Living in Gloucester, MA has plenty of advantages, one of which is that, besides my friend Christina Robeson, who lives right up the street from me (and just narrowly missed breaking the 10 hour barrier at the 2007 Ironman Florida!), there are very few triathletes in my neck of the woods. I enjoy the fact that I'm out here at the very end of the continent, on my own little island, and don't have to face down a slew of tri-geeks every time I hit the roads or pool. I don't think that I could hack living in San Diego or Boulder. The saying "ignorance is bliss" is something that I can definitely relate to. I'm so far removed to what everyone else is doing that I don't spend any time worrying about how my workouts stack up, who looks fitter, etc. I can simply operate freely: Set a goal, design a training plan that will allow me to achieve it, and then get to work.
Last year, I had a couple of key objectives: Break 4 hours for the half I.M. distance and win the overall amateur title at the 70.3 World Championship.
Well, I broke 4 hours twice and did in fact capture the overall amateur title at Clearwater. I accomplished every objective that I set for myself last year, and see no reason why I can't do so again in 2008, although this time, there's only one goal that I'll be chasing: Breaking 3:50 for the half Ironman/70.3 distance.

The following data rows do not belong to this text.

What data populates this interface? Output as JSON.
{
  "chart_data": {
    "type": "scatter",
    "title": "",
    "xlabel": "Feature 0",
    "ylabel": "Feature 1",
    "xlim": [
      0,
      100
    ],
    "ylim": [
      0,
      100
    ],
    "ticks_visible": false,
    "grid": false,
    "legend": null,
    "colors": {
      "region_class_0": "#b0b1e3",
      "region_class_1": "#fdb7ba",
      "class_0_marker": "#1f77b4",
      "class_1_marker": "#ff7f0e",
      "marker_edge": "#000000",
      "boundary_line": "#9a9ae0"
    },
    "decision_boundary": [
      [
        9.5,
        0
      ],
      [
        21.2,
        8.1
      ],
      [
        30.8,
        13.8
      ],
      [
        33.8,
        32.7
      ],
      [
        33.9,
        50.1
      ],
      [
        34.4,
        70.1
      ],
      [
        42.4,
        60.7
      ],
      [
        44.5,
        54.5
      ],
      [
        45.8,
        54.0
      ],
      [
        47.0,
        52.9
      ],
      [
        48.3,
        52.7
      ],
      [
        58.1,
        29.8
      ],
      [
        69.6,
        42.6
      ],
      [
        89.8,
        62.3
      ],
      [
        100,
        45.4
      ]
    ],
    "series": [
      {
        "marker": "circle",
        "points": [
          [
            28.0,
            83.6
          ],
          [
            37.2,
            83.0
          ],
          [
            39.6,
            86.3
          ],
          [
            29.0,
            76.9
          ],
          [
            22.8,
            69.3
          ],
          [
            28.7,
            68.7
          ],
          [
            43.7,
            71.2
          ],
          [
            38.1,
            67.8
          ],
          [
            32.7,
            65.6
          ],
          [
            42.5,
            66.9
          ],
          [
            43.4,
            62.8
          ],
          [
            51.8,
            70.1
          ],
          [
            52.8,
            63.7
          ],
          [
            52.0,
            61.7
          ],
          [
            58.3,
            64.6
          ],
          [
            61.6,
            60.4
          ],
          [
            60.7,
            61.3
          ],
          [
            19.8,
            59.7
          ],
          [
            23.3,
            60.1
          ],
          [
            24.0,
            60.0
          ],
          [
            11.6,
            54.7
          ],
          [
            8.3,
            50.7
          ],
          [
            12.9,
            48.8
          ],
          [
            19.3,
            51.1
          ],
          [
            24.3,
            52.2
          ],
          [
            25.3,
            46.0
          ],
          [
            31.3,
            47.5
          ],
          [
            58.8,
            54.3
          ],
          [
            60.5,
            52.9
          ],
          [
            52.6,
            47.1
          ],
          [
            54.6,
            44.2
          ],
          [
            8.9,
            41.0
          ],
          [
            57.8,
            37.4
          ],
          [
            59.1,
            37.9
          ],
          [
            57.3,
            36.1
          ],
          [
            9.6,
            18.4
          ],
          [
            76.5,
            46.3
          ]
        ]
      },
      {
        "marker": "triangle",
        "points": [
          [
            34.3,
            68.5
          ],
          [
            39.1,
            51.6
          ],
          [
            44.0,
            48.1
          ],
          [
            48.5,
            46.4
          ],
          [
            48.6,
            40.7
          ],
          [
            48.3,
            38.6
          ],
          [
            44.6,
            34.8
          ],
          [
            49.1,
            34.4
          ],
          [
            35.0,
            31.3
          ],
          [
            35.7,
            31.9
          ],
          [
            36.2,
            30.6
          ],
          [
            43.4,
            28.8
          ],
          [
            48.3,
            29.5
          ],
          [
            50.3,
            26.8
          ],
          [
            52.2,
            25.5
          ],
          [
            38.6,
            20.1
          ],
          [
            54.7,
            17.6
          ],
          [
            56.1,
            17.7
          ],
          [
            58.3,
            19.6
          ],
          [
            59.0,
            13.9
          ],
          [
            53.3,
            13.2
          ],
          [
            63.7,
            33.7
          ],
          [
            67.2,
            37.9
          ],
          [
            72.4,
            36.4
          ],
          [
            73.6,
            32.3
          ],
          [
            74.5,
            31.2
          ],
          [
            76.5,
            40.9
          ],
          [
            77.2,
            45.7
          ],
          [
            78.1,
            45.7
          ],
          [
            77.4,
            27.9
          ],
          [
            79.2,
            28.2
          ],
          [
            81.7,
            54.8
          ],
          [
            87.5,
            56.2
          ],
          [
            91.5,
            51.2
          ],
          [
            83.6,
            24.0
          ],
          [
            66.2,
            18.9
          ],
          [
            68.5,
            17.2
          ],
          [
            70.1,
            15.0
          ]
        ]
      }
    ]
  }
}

To date, I've been working 2 jobs while doing my best to effectively prep for long course events. Things are going to get a lot easier come June when I finally end my teaching career and will be free to focus 100% of my efforts upon my coaching business (I'm currently training 30 athletes) and my own training & racing. However, the success that I've experienced athletically despite my juggling act and limited training time has reinforced something that I've always believed to be true about training for triathlon: Sometimes, less is more.
I could ramble on and on about how important it is to find the optimal balance between stress (hard training) and recovery (active or passive) and how this balance, ultimately, will vary from individual to individual. There's no disputing the fact that in order to compete with a high degree of success, you have to consistently get out there and bust your ass week in, week out for months on end. However... when scrolling through the message boards and reading up on what some age group and elite triathletes lay down training wise on a daily/week-to-week basis, I begin to ask myself whether the majority of triathletes out there are in this sport to see how fast they can get or to simply see how much training they can subject their bodies to on a weekly basis.
I look back to the 1996 running of the Hawaii Ironman. On that day, we saw Luc Van Lierde, a man who had never run further than 30k in training or racing, catch uber biker Thomas Hellriegel in the late stages of the marathon. Luc not only won the race that day, but set the new course record (formerly held by the legendary Mark Allen) in his first attempt at the Ironman. Less than 1 year later, he went on to set the "world best" mark for the Ironman distance: 7:50; a mark that still stands to this day. Luc's record at Roth, Germany in 1997 included the fastest swim (44 min) and run (2:36) splits ever recorded.
What impressed me most about Luc Van Lierde was his approach towards training for long course triathlon. In contrast to what athletes like Hellriegel were laying down (i.e. 800 miles per week on the bike + full run and swim loads!!!) his coach, exercise physiologist Jan Olbrect, believed that when it came to training, the goal should be to execute the LEAST amount of training necessary in order to achieve the best possible result on race day.
Any moron can go out and hammer themselves into the ground with heavy training volume day in, day out. Do this for a few months on end, taper down for a 3 or 4 weeks, and then presto: As long as you're not overly broken down, injured or sick, you'll cross the finish line and will be able to call yourself an Ironman.
Van Lierde purportedly utilized an Ironman build up that consisted of 20 - 30k swimming, 500k cycling and 90k running each week; totals that are far lower than what most pros, and even some age group triathletes record on a weekly basis when prepping for an Ironman. His total training volume, in hours, was somewhere around 27/week. Key training sessions reflected the exact stress he would subject his body to on race day. All "junk" mileage was removed from the plan. Training intensities were precisely established after blood lactate testing and analysis. His approach was nothing short of perfect.
This scientific/quality over quantity approach to long course training is what initially and continues to inspire me as both coach and athlete. Thanks to the Internet, I've had a chance to compare my own training against that of some of the top pros. Bottom line is that I'm equaling, or out splitting the times being recorded on the bike and run fronts by guys who:
- Are vastly superior to me, genetically/talent wise
- Don't have to work/can train all day
- Train 30 - 50% more than I do
I don't live at altitude. I don't have any sponsors paying my way. I don't have the god given talent... But I do have a training plan, and I'm starting to believe that in many ways, it's superior to anything that my competition is following.
We'll see: Less than 4 months until theory and practice collide.